Review: Gary Ferrar’s Got Magic to Do, Just For You

By its very nature, magic is defined by what’s impossible to explain. For early civilizations the rising sun seemed like a gift from the gods, the Greeks believed potions of milk and drowned bugs could make people fall in love with them. During the Renaissance as artists and scientists were devoted to demystifying bodily functions, there was a rise in the arts of necromancy and the study of the occult. Even Isaac Newton believed alchemy was the way of the future, as he tried to legalize it during his tenure in the Royal Mint. 

But with technological and scientific progress, and our need to define what everything is and how everything occurs, the room for magic has been confined to clichés (bunnies popping out of hats) and larger-than-life feats at the hands of illusionists who make enormous statues disappear, or who risk their lives to prove they still contain elements of the supernatural, or at least the superhuman, within them.

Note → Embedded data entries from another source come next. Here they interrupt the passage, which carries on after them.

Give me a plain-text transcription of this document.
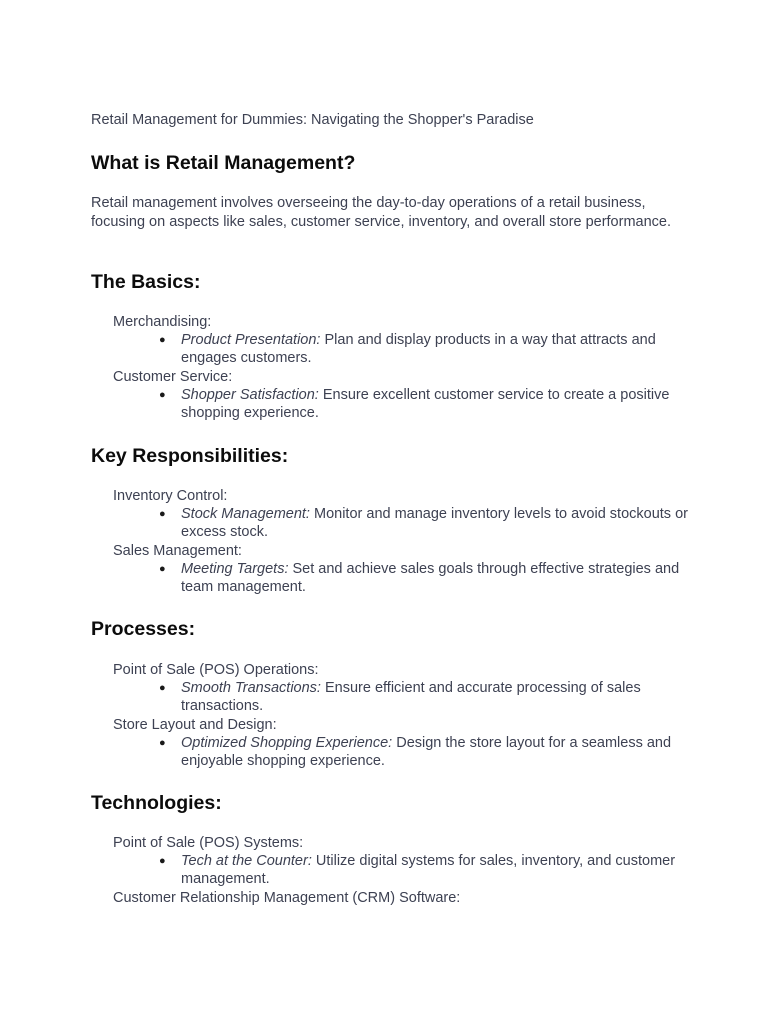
Retail Management for Dummies: Navigating the Shopper's Paradise

What is Retail Management?

Retail management involves overseeing the day-to-day operations of a retail business, focusing on aspects like sales, customer service, inventory, and overall store performance.

The Basics:
Merchandising:
● Product Presentation: Plan and display products in a way that attracts and engages customers.
Customer Service:
● Shopper Satisfaction: Ensure excellent customer service to create a positive shopping experience.
Key Responsibilities:
Inventory Control:
● Stock Management: Monitor and manage inventory levels to avoid stockouts or excess stock.
Sales Management:
● Meeting Targets: Set and achieve sales goals through effective strategies and team management.
Processes:
Point of Sale (POS) Operations:
● Smooth Transactions: Ensure efficient and accurate processing of sales transactions.
Store Layout and Design:
● Optimized Shopping Experience: Design the store layout for a seamless and enjoyable shopping experience.
Technologies:
Point of Sale (POS) Systems:
● Tech at the Counter: Utilize digital systems for sales, inventory, and customer management.
Customer Relationship Management (CRM) Software:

Enter Gary Ferrar, the unassuming magician who has made a name for himself by reminding us that magic is in fact in the quotidian. In his latest show, Nothing Here Is Real, which plays the last Tuesday of every month at The Cocktail Lounge below Tom Valenti’s Oxbow Tavern (240 Columbus Ave. at West 71 St.) Ferrar concocts the ultimate trick: during 90 minutes he’s able to make cynical New Yorkers believe in the unbelievable.

Seated in the cozy couches and chairs of the Cocktail Lounge, a collection of strangers assembles to watch Ferrar bring out the charm in simple tricks where he guesses what cocktail you thought about from the menu, and then presents you with the exact drink, which he’s been hiding under a brown paper bag. Or more complex acts during which he correctly predicts the order in which an audience member will hit the balls in a pool game.

A little booze certainly enhances the proceedings as audience members are invited to refill their libations during an intermission during which another extraordinary act of magic occurs: strangers become friendlier with each other and discuss what the first part of the evening presented them with. 

As the show resumes, Ferrar achieves yet another task worthy of Merlin, during a moment involving a newspaper page, he invokes the name of the current occupant of the White House (because how can we escape him in any newspaper these days?) but rather than bringing our spirits down, by summoning the name that rhymes with “dump”, the audience finds community catharsis and by rejecting his presence, Ferrar leads us into what can be described as a collective spell. Guided by Ferrar, we too have become magicians.